Cancer Survivors Exhibit Increased Risk of Age-Related Disease

It is now well known that former cancer patients exhibit an increased risk of age-related disease, including further cancers unrelated to the first cancer. As researchers note here, this appears to have a socioeconomic dimension in addition to the purely biological aspects of the problem. Considering those, cancer in later life is associated with a faster pace of aging, and the underlying mechanisms of aging drive the risk of all age-related diseases. But to a large degree, chemotherapy and radiotherapy are harmful treatments that have lasting negative side-effects. Even modern immunotherapies, while much better for the patient, produce harmful, lasting disruptions to immune function in a subset of patients that will have unpleasant consequences in the years ahead. In the case of chemotherapy and radiotherapy, the patient is left with a raised burden of senescent cells, producing signals that encourage chronic inflammation and disrupt tissue function. Researchers are investigating the use of senolytic drugs to prevent this outcome by clearing senescent cells; it is a promising line of work.
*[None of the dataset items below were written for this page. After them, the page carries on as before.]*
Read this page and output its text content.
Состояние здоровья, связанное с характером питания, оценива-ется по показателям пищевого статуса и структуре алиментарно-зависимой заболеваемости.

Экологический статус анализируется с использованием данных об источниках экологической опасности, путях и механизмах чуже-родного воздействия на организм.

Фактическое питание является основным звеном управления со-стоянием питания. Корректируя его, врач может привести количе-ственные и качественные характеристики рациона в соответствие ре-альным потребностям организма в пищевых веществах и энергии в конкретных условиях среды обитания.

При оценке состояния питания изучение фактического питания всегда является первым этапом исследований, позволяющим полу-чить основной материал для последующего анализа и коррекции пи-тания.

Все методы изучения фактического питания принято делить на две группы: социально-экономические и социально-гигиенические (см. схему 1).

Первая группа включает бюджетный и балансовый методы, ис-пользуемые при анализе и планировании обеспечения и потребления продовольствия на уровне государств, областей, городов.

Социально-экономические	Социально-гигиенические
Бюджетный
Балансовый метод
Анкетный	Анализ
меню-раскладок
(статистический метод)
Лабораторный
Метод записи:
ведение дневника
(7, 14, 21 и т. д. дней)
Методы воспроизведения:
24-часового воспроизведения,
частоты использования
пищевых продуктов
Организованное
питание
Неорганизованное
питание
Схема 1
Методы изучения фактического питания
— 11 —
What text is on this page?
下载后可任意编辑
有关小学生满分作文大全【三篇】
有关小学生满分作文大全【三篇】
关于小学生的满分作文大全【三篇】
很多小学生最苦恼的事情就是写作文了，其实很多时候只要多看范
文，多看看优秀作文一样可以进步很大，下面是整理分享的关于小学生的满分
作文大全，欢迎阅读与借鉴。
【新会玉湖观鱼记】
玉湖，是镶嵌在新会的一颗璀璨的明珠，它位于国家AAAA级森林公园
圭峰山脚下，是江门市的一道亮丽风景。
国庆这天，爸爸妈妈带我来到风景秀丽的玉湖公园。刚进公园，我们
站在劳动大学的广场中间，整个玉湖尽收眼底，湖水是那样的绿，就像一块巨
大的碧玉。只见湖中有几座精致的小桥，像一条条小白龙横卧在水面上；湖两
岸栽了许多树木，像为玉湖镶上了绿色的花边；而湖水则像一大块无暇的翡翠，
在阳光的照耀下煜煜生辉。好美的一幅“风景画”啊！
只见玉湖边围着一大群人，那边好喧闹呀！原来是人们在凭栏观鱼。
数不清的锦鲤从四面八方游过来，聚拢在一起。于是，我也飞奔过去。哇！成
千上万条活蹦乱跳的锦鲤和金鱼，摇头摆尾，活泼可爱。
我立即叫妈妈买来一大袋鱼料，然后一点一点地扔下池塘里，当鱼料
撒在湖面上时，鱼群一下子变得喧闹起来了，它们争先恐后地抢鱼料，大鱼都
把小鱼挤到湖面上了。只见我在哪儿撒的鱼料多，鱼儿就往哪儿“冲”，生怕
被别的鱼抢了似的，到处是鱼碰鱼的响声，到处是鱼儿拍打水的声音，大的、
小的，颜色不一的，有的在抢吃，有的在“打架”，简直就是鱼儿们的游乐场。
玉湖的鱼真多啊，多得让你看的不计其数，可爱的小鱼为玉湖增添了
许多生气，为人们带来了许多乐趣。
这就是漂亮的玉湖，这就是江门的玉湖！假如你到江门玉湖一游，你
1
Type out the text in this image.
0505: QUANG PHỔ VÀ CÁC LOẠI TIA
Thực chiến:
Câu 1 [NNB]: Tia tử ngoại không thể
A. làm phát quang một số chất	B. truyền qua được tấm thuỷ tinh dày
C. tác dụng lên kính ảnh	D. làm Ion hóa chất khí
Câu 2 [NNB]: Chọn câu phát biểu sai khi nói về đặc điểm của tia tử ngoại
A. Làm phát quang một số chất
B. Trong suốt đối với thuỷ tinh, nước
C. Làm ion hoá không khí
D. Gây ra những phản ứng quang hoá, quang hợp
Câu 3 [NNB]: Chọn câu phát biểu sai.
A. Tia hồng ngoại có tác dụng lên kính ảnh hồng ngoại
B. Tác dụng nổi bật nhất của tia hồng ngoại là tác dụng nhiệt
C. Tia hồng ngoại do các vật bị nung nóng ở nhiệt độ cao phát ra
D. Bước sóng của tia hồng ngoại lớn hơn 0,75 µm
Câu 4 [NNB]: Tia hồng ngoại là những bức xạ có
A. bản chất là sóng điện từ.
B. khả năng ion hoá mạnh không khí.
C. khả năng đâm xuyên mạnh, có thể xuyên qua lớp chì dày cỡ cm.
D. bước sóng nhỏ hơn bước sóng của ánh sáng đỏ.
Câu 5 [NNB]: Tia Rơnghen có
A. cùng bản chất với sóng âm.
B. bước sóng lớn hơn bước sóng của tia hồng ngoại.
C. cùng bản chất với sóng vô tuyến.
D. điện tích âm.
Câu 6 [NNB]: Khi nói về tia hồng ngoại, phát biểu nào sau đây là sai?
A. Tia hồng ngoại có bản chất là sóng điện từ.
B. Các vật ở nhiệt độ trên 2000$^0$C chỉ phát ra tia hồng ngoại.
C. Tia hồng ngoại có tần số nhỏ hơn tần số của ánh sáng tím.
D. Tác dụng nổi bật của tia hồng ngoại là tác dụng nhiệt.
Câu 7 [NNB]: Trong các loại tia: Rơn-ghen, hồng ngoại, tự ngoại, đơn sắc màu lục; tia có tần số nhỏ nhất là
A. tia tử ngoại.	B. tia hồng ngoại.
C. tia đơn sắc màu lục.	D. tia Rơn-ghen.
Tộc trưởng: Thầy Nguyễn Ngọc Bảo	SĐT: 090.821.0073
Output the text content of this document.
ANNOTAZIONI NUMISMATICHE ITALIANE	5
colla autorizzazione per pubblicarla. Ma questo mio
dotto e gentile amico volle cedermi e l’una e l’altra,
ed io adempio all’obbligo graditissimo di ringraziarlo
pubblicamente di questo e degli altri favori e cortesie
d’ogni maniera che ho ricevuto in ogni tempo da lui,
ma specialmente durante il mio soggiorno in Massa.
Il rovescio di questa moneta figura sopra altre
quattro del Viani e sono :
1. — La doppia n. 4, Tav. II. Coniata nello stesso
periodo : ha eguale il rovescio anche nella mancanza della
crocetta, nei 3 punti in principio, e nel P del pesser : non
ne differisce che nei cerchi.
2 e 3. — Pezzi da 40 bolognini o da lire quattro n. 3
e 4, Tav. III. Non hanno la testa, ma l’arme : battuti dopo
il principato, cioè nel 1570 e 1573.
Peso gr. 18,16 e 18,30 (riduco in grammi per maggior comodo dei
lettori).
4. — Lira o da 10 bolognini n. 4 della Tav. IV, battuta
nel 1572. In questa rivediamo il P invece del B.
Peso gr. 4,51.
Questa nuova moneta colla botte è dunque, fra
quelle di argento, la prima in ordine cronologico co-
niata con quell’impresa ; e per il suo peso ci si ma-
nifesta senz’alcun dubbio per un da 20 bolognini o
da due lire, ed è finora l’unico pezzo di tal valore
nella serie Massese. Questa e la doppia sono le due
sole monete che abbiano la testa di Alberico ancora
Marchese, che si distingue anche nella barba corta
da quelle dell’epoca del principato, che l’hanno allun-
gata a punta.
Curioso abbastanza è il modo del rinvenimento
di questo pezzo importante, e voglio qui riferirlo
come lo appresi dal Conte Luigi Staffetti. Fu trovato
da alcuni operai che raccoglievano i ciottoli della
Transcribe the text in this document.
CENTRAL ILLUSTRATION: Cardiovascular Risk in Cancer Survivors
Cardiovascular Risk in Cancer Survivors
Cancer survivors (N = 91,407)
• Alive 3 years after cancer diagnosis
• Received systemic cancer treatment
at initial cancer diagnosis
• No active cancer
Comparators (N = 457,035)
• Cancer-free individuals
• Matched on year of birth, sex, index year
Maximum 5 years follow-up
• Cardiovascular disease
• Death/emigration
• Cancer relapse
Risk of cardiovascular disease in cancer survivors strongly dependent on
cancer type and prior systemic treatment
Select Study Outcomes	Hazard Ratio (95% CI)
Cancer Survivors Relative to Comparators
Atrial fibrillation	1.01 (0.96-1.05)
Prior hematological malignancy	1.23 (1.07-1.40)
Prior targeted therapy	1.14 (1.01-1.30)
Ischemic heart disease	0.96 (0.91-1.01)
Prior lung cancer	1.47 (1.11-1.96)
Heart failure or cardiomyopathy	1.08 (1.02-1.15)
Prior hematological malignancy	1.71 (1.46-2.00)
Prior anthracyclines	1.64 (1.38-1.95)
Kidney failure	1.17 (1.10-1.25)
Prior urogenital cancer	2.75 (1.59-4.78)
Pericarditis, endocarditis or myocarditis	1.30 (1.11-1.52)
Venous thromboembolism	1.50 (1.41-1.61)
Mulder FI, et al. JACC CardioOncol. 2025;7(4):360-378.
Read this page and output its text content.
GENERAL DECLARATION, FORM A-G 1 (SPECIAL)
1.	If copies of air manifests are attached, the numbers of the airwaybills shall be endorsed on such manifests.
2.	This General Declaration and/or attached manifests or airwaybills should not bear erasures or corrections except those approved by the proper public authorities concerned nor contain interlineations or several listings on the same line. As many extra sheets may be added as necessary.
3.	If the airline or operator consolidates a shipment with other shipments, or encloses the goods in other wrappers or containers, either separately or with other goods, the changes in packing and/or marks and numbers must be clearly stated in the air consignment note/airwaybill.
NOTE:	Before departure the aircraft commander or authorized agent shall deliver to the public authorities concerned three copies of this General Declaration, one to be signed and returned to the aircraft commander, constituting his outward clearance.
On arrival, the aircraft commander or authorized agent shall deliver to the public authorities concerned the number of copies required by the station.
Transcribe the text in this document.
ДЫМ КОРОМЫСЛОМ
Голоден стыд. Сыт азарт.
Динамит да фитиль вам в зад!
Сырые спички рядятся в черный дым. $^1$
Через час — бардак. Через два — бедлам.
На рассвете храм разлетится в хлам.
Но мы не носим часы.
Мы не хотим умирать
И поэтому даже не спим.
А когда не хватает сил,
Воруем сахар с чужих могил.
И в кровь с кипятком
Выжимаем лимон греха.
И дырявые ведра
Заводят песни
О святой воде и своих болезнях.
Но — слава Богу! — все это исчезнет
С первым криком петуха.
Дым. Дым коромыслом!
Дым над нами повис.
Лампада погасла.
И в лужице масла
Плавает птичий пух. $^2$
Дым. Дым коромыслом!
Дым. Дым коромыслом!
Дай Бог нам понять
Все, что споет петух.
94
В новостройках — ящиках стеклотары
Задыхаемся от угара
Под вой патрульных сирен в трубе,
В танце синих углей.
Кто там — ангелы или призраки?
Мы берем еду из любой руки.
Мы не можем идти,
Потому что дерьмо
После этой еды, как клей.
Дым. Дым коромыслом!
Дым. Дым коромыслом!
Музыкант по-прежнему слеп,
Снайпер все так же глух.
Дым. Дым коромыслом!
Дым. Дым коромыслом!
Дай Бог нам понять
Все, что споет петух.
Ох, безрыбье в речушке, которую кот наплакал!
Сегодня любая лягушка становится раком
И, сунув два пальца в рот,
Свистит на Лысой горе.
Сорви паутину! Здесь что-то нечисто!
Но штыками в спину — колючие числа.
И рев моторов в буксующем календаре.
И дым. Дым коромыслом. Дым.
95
Since 1958, Sweden has registered all cancer patients in the National Cancer Register. Swedish researchers have now used this register to study all cancer survivors who had cancer as a child, adolescent, or adult to examine outcomes in later life. The study's data spans 63 years. From this data, approximately 65,000 cancer patients under the age of 25 were compared with a control group of 313,000 individuals (a ratio of 1:5), where age, sex and housing situation were matched with the patient group. From other registers, the researchers retrieved information on morbidity, mortality and demography.

The researchers found that the cancer survivors were about three times more likely to develop cancer later in life, 1.23 times more likely to have cardiovascular disease and had a 1.41 times higher risk of accidents, poisoning, and suicide. At present, the healthcare system usually follows up cancer survivors five years after the end of treatment. In other words, you are usually considered healthy if the cancer has not returned after five years, and no further follow-up is planned. But the current study, and also previous ones, show that this is probably not enough.